= Tony Mathew =

Indian writer and orator

Tony Mathew (17 May 1949 - 19 December 2019) was an Indian writer, critic and orator, acknowledged for his contributions to Malayalam language, Indian philosophy and insights on comparative religion.

== Academic career ==

After completing his formal education from SB College Changanassery, he started a weekly magazine called Harisree and have been into book publishing sector. He later worked with Chitrakarthika, a Malayalam magazine, as an editor before joining St. Thomas College, Ranni, Kerala in 1978. He then headed the Malayalam department and retired as a professor in 2004.

He was a former member of Kerala Sahithya Academi, MG University Board of Studies and Guru Dharma Pracharana Sabha Central Committee.

== Literary career ==

Tony Mathew is an author of about 40 books which covers various topics including literary criticism, Indian philosophy, religion and biographies. His most famous work is Haindavadarsanam, a book on Indian Philosophy, Vedas and Upanishads. Haindava Dharshanam won several awards.

His other major works are Abhiveekshanam, Novel Parichayam, Mahakavi Vennikulam, Novel Paryadanam, Changanpuzha Snehichu Theeratha Gandharva Kavi, Rachanayude Rathimoorcha, Vedavaikhari, Chithaledukkhata Thaliyola Thenjupokatha Thirunarayam, Bible Arulum Porulum, Islamika Dharshanam, Ambedhkar-Ayyankali Prashnothari, Bharathathe Snehichavar, Khasak Pathanangal, MT-yude Sargaprapancham, Kaatukiliyude Paattu, Thamburushruthikal, Changanpuzha - Kinnarakaviyum Paadunna Pishachum, Sree Narayana Guru oru Punarvaayana, Kristhu Haidhava Veekshanathil, Guruprabhavam Kerala Samoohathil, Velichthinte Nurungukal, Sree Shubhananda Guru etc.

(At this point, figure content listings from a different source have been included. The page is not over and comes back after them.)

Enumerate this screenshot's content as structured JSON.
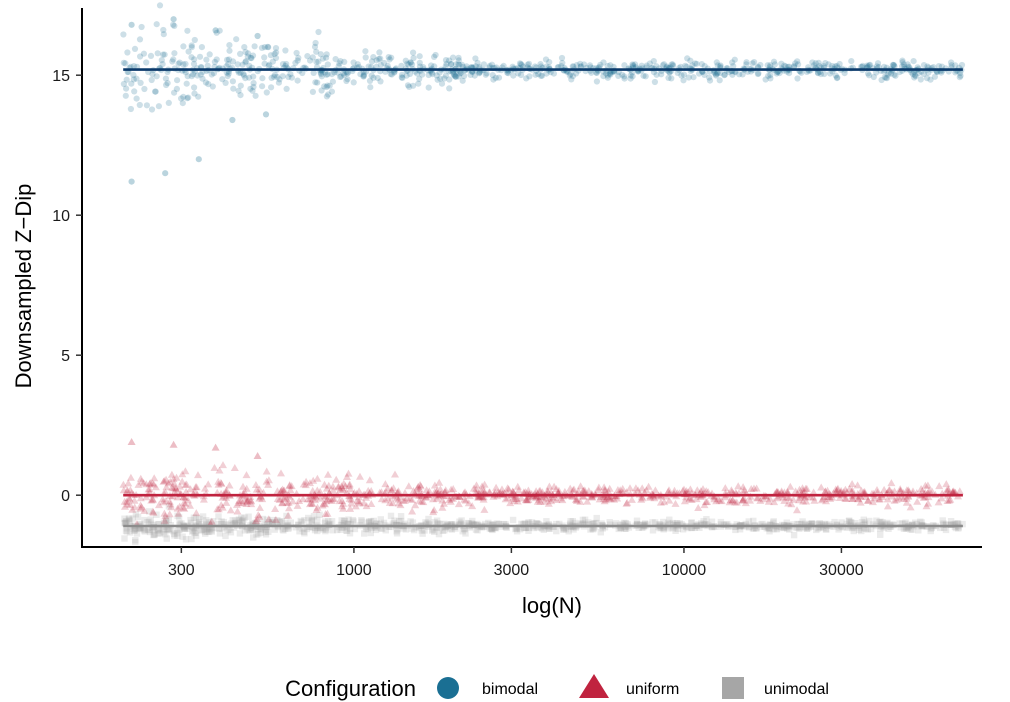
{
  "chart_data": {
    "type": "scatter",
    "title": "",
    "xlabel": "log(N)",
    "ylabel": "Downsampled Z−Dip",
    "x_scale": "log",
    "xlim": [
      150,
      80000
    ],
    "ylim": [
      -1.85,
      17.4
    ],
    "x_ticks": [
      300,
      1000,
      3000,
      10000,
      30000
    ],
    "x_tick_labels": [
      "300",
      "1000",
      "3000",
      "10000",
      "30000"
    ],
    "y_ticks": [
      0,
      5,
      10,
      15
    ],
    "y_tick_labels": [
      "0",
      "5",
      "10",
      "15"
    ],
    "grid": false,
    "legend": {
      "title": "Configuration",
      "position": "bottom"
    },
    "x_range_points": [
      200,
      70000
    ],
    "series": [
      {
        "name": "bimodal",
        "marker": "circle",
        "color": "#1a6f93",
        "line_color": "#0b3a6b",
        "trend": 15.2,
        "spread_at_min_n": 1.6,
        "spread_at_max_n": 0.35,
        "min_values": [
          11.2,
          11.5,
          12.0,
          13.4,
          13.6
        ],
        "max_values": [
          16.8,
          17.0,
          16.6,
          16.4
        ]
      },
      {
        "name": "uniform",
        "marker": "triangle",
        "color": "#c0233f",
        "line_color": "#c0233f",
        "trend": 0.0,
        "spread_at_min_n": 1.1,
        "spread_at_max_n": 0.35,
        "max_values": [
          1.9,
          1.8,
          1.7,
          1.4
        ]
      },
      {
        "name": "unimodal",
        "marker": "square",
        "color": "#a6a6a6",
        "line_color": "#8c8c8c",
        "trend": -1.1,
        "spread_at_min_n": 0.5,
        "spread_at_max_n": 0.2
      }
    ]
  }
}
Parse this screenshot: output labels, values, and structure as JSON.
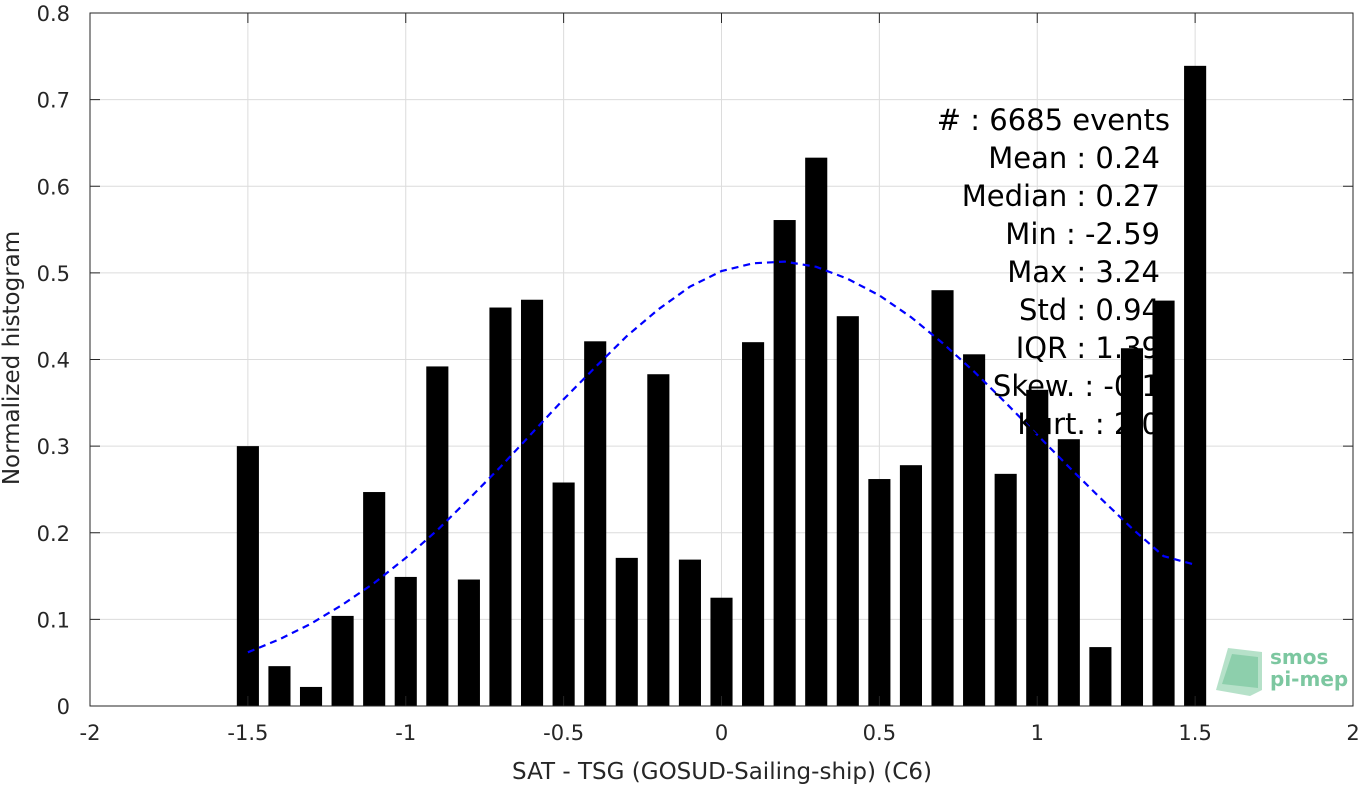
{
  "chart_data": {
    "type": "bar",
    "xlabel": "SAT - TSG (GOSUD-Sailing-ship) (C6)",
    "ylabel": "Normalized histogram",
    "xlim": [
      -2,
      2
    ],
    "ylim": [
      0,
      0.8
    ],
    "xticks": [
      "-2",
      "-1.5",
      "-1",
      "-0.5",
      "0",
      "0.5",
      "1",
      "1.5",
      "2"
    ],
    "yticks": [
      "0",
      "0.1",
      "0.2",
      "0.3",
      "0.4",
      "0.5",
      "0.6",
      "0.7",
      "0.8"
    ],
    "grid": true,
    "bar_color": "#000000",
    "bars": [
      {
        "x": -1.5,
        "y": 0.3
      },
      {
        "x": -1.4,
        "y": 0.046
      },
      {
        "x": -1.3,
        "y": 0.022
      },
      {
        "x": -1.2,
        "y": 0.104
      },
      {
        "x": -1.1,
        "y": 0.247
      },
      {
        "x": -1.0,
        "y": 0.149
      },
      {
        "x": -0.9,
        "y": 0.392
      },
      {
        "x": -0.8,
        "y": 0.146
      },
      {
        "x": -0.7,
        "y": 0.46
      },
      {
        "x": -0.6,
        "y": 0.469
      },
      {
        "x": -0.5,
        "y": 0.258
      },
      {
        "x": -0.4,
        "y": 0.421
      },
      {
        "x": -0.3,
        "y": 0.171
      },
      {
        "x": -0.2,
        "y": 0.383
      },
      {
        "x": -0.1,
        "y": 0.169
      },
      {
        "x": 0.0,
        "y": 0.125
      },
      {
        "x": 0.1,
        "y": 0.42
      },
      {
        "x": 0.2,
        "y": 0.561
      },
      {
        "x": 0.3,
        "y": 0.633
      },
      {
        "x": 0.4,
        "y": 0.45
      },
      {
        "x": 0.5,
        "y": 0.262
      },
      {
        "x": 0.6,
        "y": 0.278
      },
      {
        "x": 0.7,
        "y": 0.48
      },
      {
        "x": 0.8,
        "y": 0.406
      },
      {
        "x": 0.9,
        "y": 0.268
      },
      {
        "x": 1.0,
        "y": 0.365
      },
      {
        "x": 1.1,
        "y": 0.308
      },
      {
        "x": 1.2,
        "y": 0.068
      },
      {
        "x": 1.3,
        "y": 0.413
      },
      {
        "x": 1.4,
        "y": 0.468
      },
      {
        "x": 1.5,
        "y": 0.739
      }
    ],
    "fit_curve": {
      "style": "dashed",
      "color": "#0000ff",
      "points": [
        [
          -1.5,
          0.062
        ],
        [
          -1.4,
          0.077
        ],
        [
          -1.3,
          0.095
        ],
        [
          -1.2,
          0.117
        ],
        [
          -1.1,
          0.142
        ],
        [
          -1.0,
          0.171
        ],
        [
          -0.9,
          0.203
        ],
        [
          -0.8,
          0.239
        ],
        [
          -0.7,
          0.276
        ],
        [
          -0.6,
          0.315
        ],
        [
          -0.5,
          0.354
        ],
        [
          -0.4,
          0.391
        ],
        [
          -0.3,
          0.427
        ],
        [
          -0.2,
          0.458
        ],
        [
          -0.1,
          0.484
        ],
        [
          0.0,
          0.502
        ],
        [
          0.1,
          0.511
        ],
        [
          0.2,
          0.513
        ],
        [
          0.3,
          0.507
        ],
        [
          0.4,
          0.493
        ],
        [
          0.5,
          0.474
        ],
        [
          0.6,
          0.449
        ],
        [
          0.7,
          0.419
        ],
        [
          0.8,
          0.386
        ],
        [
          0.9,
          0.35
        ],
        [
          1.0,
          0.313
        ],
        [
          1.1,
          0.276
        ],
        [
          1.2,
          0.24
        ],
        [
          1.3,
          0.205
        ],
        [
          1.4,
          0.173
        ],
        [
          1.5,
          0.163
        ]
      ]
    }
  },
  "stats": [
    "#  : 6685 events",
    "Mean : 0.24",
    "Median : 0.27",
    "Min : -2.59",
    "Max : 3.24",
    "Std : 0.94",
    "IQR : 1.39",
    "Skew. : -0.1",
    "Kurt. : 2.0"
  ],
  "logo": {
    "line1": "smos",
    "line2": "pi-mep",
    "color": "#7cc7a0"
  }
}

He writes for many Malayalam periodicals and is considered to be a powerful orator. He periodically conduct programs in All India Radio Trivandrum and Doordarshan Malayalam which address various social and cultural issues.

==Activism==

In 2016, he gave evidence against the proposed establishment of an airport at Aranmula.

== Family ==

He married Lovely Jacob on 1978 and are parents of three children. Tony Mathew stayed at Vennikulam. He died on 19 December 2019 and his tomb is located at St. Johns Knanaya Jacobite Church in Thuruthicad, Vennikulam.